My approach Considering the usual basis of vector basis $V$ I computed matrix corresponding to linear transformation given below. Order of matrix coming out to be $(n+1)\times (n+1)$.
Its clear that rank of this matrix is $1$ and then dimension of $kernel$ is $n$.

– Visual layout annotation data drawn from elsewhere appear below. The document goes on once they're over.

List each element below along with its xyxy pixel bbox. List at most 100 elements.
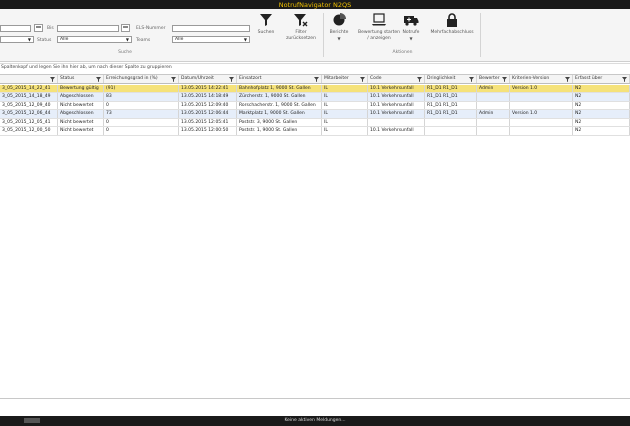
calendar-icon[interactable] xyxy=(121,24,130,32)
status-label: Status xyxy=(37,38,52,43)
column-header[interactable]: Dringlichkeit xyxy=(425,75,477,83)
column-filter-icon[interactable] xyxy=(469,77,474,82)
table-cell: N2 xyxy=(573,93,630,101)
status-value: Alle xyxy=(60,37,69,42)
search-group-label: Suche xyxy=(118,50,132,55)
reports-button[interactable]: Berichte ▼ xyxy=(325,13,353,41)
column-header-label: Dringlichkeit xyxy=(427,76,456,81)
table-cell: IL xyxy=(322,110,368,118)
table-cell: 0 xyxy=(104,101,179,109)
column-header[interactable]: Mitarbeiter xyxy=(322,75,368,83)
table-cell: 10.1 Verkehrsunfall xyxy=(368,127,425,135)
separator xyxy=(480,13,481,57)
column-header[interactable]: Kriterien-Version xyxy=(510,75,573,83)
table-cell: Nicht bewertet xyxy=(58,118,104,126)
column-header-label: Datum/Uhrzeit xyxy=(181,76,214,81)
column-filter-icon[interactable] xyxy=(229,77,234,82)
chevron-down-icon: ▼ xyxy=(337,35,341,41)
column-filter-icon[interactable] xyxy=(622,77,627,82)
table-cell xyxy=(477,93,510,101)
von-date-field[interactable] xyxy=(0,25,31,32)
dropdown-arrow-icon: ▼ xyxy=(125,37,129,42)
column-filter-icon[interactable] xyxy=(360,77,365,82)
column-header[interactable]: Erreichungsgrad in (%) xyxy=(104,75,179,83)
table-cell: 83 xyxy=(104,93,179,101)
table-cell: 13.05.2015 12:00:50 xyxy=(179,127,237,135)
column-filter-icon[interactable] xyxy=(502,77,507,82)
table-cell: Rorschacherstr. 1, 9000 St. Gallen xyxy=(237,101,322,109)
table-cell: 10.1 Verkehrsunfall xyxy=(368,84,425,92)
table-cell: Marktplatz 1, 9000 St. Gallen xyxy=(237,110,322,118)
table-cell: 0 xyxy=(104,118,179,126)
bis-label: Bis xyxy=(47,26,54,31)
column-header[interactable]: Datum/Uhrzeit xyxy=(179,75,237,83)
status-bar: Keine aktiven Meldungen... xyxy=(0,416,630,426)
table-row[interactable]: 3_05_2015_12_06_44 Abgeschlossen 73 13.05.2… xyxy=(0,110,630,119)
column-filter-icon[interactable] xyxy=(417,77,422,82)
table-cell xyxy=(368,118,425,126)
table-header: Status Erreichungsgrad in (%) Datum/Uhrzei… xyxy=(0,75,630,84)
teams-select[interactable]: Alle ▼ xyxy=(172,36,250,43)
table-cell: 10.1 Verkehrsunfall xyxy=(368,101,425,109)
search-button-label: Suchen xyxy=(257,30,275,35)
emergency-calls-button[interactable]: Notrufe ▼ xyxy=(400,13,422,41)
reset-filter-button[interactable]: Filter zurücksetzen xyxy=(284,13,318,41)
table-cell: 3_05_2015_12_00_50 xyxy=(0,127,58,135)
table-cell: R1_D1 R1_D1 xyxy=(425,101,477,109)
table-cell xyxy=(510,93,573,101)
column-header[interactable] xyxy=(0,75,58,83)
rating-button[interactable]: Bewertung starten / anzeigen xyxy=(357,13,401,41)
multi-close-button[interactable]: Mehrfachabschluss xyxy=(426,13,478,36)
table-cell: IL xyxy=(322,93,368,101)
calendar-icon[interactable] xyxy=(34,24,43,32)
table-cell: Poststr. 3, 9000 St. Gallen xyxy=(237,118,322,126)
table-cell: 10.1 Verkehrsunfall xyxy=(368,93,425,101)
column-header[interactable]: Erfasst über xyxy=(573,75,630,83)
column-header[interactable]: Bewerter xyxy=(477,75,510,83)
chevron-down-icon: ▼ xyxy=(409,35,413,41)
table-cell: 13.05.2015 14:22:41 xyxy=(179,84,237,92)
first-dropdown[interactable]: ▼ xyxy=(0,36,34,43)
column-header-label: Erreichungsgrad in (%) xyxy=(106,76,158,81)
status-select[interactable]: Alle ▼ xyxy=(57,36,132,43)
table-cell: 13.05.2015 12:05:41 xyxy=(179,118,237,126)
table-cell: Version 1.0 xyxy=(510,84,573,92)
rating-label: Bewertung starten / anzeigen xyxy=(357,30,400,41)
table-cell: 3_05_2015_14_18_49 xyxy=(0,93,58,101)
bis-date-field[interactable] xyxy=(57,25,119,32)
column-filter-icon[interactable] xyxy=(314,77,319,82)
table-cell: IL xyxy=(322,101,368,109)
table-cell: Nicht bewertet xyxy=(58,101,104,109)
pie-chart-icon xyxy=(325,13,353,27)
laptop-icon xyxy=(357,13,401,27)
column-header[interactable]: Status xyxy=(58,75,104,83)
dropdown-arrow-icon: ▼ xyxy=(243,37,247,42)
table-cell: N2 xyxy=(573,84,630,92)
ribbon: Bis ELS-Nummer ▼ Status Alle ▼ Teams All… xyxy=(0,9,630,62)
column-filter-icon[interactable] xyxy=(50,77,55,82)
table-cell xyxy=(510,127,573,135)
actions-group-label: Aktionen xyxy=(392,50,413,55)
column-header[interactable]: Code xyxy=(368,75,425,83)
table-row[interactable]: 3_05_2015_14_18_49 Abgeschlossen 83 13.05.2… xyxy=(0,93,630,102)
table-row[interactable]: 3_05_2015_12_00_50 Nicht bewertet 0 13.05.2… xyxy=(0,127,630,136)
table-cell: IL xyxy=(322,84,368,92)
divider xyxy=(0,398,630,399)
table-cell xyxy=(510,118,573,126)
table-cell: Abgeschlossen xyxy=(58,93,104,101)
search-button[interactable]: Suchen xyxy=(254,13,278,36)
els-number-field[interactable] xyxy=(172,25,250,32)
column-filter-icon[interactable] xyxy=(565,77,570,82)
column-header-label: Einsatzort xyxy=(239,76,262,81)
table-cell: R1_D1 R1_D1 xyxy=(425,84,477,92)
table-row[interactable]: 3_05_2015_12_05_41 Nicht bewertet 0 13.05.2… xyxy=(0,118,630,127)
table-cell: 13.05.2015 12:09:40 xyxy=(179,101,237,109)
column-filter-icon[interactable] xyxy=(171,77,176,82)
table-cell: 3_05_2015_14_22_41 xyxy=(0,84,58,92)
table-row[interactable]: 3_05_2015_14_22_41 Bewertung gültig (91) 13… xyxy=(0,84,630,93)
column-filter-icon[interactable] xyxy=(96,77,101,82)
table-row[interactable]: 3_05_2015_12_09_40 Nicht bewertet 0 13.05.2… xyxy=(0,101,630,110)
column-header[interactable]: Einsatzort xyxy=(237,75,322,83)
table-cell: IL xyxy=(322,127,368,135)
table-cell xyxy=(477,127,510,135)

My confusion Here vector space of complex polynomials are given however I have done this by taking usual basis of $V$ as 1, $x$, $x^2$.My approach is correct? Is there any other method to solve this question.
Thank you so much
\begin{pmatrix}0&1&2&~~n\\0&0&0&~~0\\0&0&0&~~0\\\vdots\\0&0&0&\cdots0\end{pmatrix}
Best Answer
$V$ is a vector space over $\color{red}{\mathbb{C}}$ and $\dim(V) =n+1$
$T\in\mathcal{L}(V) $ defined by $$T(p(x)) =p'(1) $$
Claim:
$\textrm{range}(T) =\{a_0:a_0\in\Bbb{C}\}$
$\dim(\textrm{null}(T)) =n$
Take $a_0\in\Bbb{C}$ and then define $p(x) =a_0x$
Use $\textrm{rank- nullity}$ theorem.
Alternative: $\mathcal{P}_n(\Bbb{C})=\{p(x)=a_0+a_1x+\cdots+a_nx^n :a_i\in\Bbb{C}\} $ is the set of all complex polynomials.

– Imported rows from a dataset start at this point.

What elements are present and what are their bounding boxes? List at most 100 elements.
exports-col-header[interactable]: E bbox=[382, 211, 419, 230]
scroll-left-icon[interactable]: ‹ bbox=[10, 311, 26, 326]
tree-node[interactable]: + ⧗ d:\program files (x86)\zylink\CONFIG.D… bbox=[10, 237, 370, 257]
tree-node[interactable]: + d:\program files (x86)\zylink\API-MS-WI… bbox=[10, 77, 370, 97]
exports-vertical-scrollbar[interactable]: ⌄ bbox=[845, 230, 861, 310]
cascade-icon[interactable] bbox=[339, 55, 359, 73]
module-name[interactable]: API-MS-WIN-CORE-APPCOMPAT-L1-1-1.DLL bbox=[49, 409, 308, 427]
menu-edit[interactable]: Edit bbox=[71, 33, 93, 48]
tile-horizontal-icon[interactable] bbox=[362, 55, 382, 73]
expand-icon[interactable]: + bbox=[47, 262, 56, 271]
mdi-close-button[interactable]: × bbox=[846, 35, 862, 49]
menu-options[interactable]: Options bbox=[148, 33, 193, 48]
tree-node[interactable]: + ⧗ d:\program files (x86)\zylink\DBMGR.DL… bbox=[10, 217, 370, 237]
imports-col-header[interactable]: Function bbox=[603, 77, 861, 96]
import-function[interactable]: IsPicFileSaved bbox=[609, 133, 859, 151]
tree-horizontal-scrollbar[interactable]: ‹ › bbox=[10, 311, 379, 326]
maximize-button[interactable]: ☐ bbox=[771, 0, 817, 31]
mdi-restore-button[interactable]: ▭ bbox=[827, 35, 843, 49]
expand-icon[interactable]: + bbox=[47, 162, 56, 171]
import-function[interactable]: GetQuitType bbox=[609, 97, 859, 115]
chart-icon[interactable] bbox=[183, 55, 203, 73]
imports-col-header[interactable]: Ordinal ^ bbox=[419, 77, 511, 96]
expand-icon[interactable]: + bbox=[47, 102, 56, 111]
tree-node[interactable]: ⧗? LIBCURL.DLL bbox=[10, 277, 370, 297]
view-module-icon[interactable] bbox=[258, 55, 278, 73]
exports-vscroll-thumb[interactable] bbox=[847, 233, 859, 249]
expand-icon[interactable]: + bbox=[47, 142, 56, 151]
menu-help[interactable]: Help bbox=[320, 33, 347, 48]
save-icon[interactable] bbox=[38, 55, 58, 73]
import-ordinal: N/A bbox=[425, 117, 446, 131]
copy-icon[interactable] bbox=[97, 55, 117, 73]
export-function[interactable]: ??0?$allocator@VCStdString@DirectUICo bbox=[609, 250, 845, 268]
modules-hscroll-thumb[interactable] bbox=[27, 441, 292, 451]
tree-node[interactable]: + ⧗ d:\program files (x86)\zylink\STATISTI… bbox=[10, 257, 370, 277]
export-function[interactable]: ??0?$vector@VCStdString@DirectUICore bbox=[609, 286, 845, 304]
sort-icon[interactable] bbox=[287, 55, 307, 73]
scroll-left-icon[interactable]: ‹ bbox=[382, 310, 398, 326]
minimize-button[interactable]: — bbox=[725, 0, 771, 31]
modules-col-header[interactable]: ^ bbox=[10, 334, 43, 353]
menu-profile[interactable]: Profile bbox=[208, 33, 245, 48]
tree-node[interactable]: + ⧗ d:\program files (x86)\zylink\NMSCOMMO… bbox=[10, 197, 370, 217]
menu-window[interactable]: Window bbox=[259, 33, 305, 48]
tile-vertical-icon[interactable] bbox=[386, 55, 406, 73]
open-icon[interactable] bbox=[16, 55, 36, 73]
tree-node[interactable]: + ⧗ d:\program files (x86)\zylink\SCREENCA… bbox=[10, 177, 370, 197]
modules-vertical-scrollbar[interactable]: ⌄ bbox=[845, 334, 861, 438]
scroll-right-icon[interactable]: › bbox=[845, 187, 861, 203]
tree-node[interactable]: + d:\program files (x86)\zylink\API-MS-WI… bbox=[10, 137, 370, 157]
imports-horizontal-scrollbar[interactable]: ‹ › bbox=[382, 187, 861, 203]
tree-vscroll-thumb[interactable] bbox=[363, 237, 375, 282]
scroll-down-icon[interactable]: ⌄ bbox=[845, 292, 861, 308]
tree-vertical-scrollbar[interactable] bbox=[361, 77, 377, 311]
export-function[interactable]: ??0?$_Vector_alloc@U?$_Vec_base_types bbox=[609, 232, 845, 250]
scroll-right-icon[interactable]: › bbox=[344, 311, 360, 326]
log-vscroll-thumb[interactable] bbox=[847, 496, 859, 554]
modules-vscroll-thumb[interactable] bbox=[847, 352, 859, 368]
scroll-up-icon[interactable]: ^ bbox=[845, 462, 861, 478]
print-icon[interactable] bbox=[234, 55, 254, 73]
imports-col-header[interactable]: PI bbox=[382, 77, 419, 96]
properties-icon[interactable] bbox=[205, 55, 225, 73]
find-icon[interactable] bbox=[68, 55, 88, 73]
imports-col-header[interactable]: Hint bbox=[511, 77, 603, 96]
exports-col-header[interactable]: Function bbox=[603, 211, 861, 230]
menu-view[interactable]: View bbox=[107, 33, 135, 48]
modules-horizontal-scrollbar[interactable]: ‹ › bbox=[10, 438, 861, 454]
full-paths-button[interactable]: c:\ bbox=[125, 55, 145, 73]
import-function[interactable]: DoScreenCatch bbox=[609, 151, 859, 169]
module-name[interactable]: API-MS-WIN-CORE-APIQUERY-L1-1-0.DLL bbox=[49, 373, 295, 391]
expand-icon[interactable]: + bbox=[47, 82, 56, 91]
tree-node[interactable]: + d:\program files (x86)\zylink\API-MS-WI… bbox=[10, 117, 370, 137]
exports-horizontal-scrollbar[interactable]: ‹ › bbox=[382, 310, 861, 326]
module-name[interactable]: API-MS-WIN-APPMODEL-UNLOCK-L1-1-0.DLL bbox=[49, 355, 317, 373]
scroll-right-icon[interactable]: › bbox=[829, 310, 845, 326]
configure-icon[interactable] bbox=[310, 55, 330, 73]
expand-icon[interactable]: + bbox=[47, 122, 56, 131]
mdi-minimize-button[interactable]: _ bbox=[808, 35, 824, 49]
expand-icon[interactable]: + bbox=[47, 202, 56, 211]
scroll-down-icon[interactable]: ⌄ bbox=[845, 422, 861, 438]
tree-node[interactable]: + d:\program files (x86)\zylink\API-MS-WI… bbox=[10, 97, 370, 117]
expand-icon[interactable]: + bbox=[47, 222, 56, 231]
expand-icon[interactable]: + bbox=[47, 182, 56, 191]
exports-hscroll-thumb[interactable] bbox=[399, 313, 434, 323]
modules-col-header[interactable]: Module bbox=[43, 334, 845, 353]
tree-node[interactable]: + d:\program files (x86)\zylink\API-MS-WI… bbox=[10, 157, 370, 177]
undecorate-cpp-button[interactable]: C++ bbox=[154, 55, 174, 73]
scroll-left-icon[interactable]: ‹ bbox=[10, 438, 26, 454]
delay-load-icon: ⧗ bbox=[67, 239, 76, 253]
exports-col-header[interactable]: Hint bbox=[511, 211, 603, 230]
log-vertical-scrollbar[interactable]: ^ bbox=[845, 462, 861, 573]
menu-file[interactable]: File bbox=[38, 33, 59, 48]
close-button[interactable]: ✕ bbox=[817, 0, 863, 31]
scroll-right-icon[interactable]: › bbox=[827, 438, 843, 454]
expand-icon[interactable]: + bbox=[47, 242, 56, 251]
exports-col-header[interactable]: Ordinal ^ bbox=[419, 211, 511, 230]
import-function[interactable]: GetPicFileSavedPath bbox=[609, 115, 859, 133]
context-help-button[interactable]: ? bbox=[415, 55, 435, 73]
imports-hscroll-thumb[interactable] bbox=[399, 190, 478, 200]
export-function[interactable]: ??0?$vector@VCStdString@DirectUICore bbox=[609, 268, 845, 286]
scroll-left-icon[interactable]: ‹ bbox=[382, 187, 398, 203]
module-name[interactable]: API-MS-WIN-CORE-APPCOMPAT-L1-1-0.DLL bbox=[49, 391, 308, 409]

Then clearly $\{1, x, x^2, \cdots x^n\}$ is a basis.
One can easily find the matrix associated to the linear map.
Note: $x$ is merely a symbol.If you choose polynomial in $z$ then $\{1, z, z^2, \cdots, z^n\}$ will be a basis.If $\mathcal{P}_n(\Bbb{C})=\{p(z) =a_0+a_1z+\cdots+a_nz^n:a_i\in\Bbb{C}\}$
Then $$p\in\mathcal{P}_n(\Bbb{C})\implies p\in\textrm{span}\{1,z,z^2,\cdots,z^n\}$$ and $\{1,z,z^2,\cdots,z^n\}$ is also LI.